In this case, it’s simple.

These response formats are meant to help the LLM reason step by step to arrive at the answer. This is known as chain of thought reasoning. However, for it to work, we need the LLM to first provide us with the reasoning of how it arrived at the answer and then the answer.

In ResponseFormatA, we defined our Pydantic model with the reasoning first and the answer second. This means that the LLM will give us the reasoning first, and then provide the answer. Which is exactly what we want.

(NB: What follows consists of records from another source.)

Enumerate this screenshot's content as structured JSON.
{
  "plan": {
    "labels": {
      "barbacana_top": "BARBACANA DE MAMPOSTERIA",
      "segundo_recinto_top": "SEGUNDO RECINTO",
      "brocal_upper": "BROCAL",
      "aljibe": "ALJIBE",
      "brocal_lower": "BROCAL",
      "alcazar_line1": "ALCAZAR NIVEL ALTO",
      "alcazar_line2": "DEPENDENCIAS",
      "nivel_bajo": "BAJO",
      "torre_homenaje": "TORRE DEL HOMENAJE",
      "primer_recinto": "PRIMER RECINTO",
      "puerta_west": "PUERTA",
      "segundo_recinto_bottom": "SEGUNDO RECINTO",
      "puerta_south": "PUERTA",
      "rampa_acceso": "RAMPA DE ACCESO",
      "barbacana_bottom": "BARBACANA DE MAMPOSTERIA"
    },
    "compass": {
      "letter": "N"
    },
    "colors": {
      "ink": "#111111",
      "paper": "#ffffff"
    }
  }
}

ResponseFormatB works in the opposite way. This means that the LLM will give us the answer first, and then provide the reasoning. So our chain of thought reasoning becomes a zero-shot prompt. In this case, the reasoning is a byproduct of the answer.

So, to summarize, when using structured outputs, don’t put the cart before the horse.

That’s all! Let me know if you have any questions in the comments.

Footnotes

1. I’m referring to OpenAI models here. Open weight models allowed this using grammars.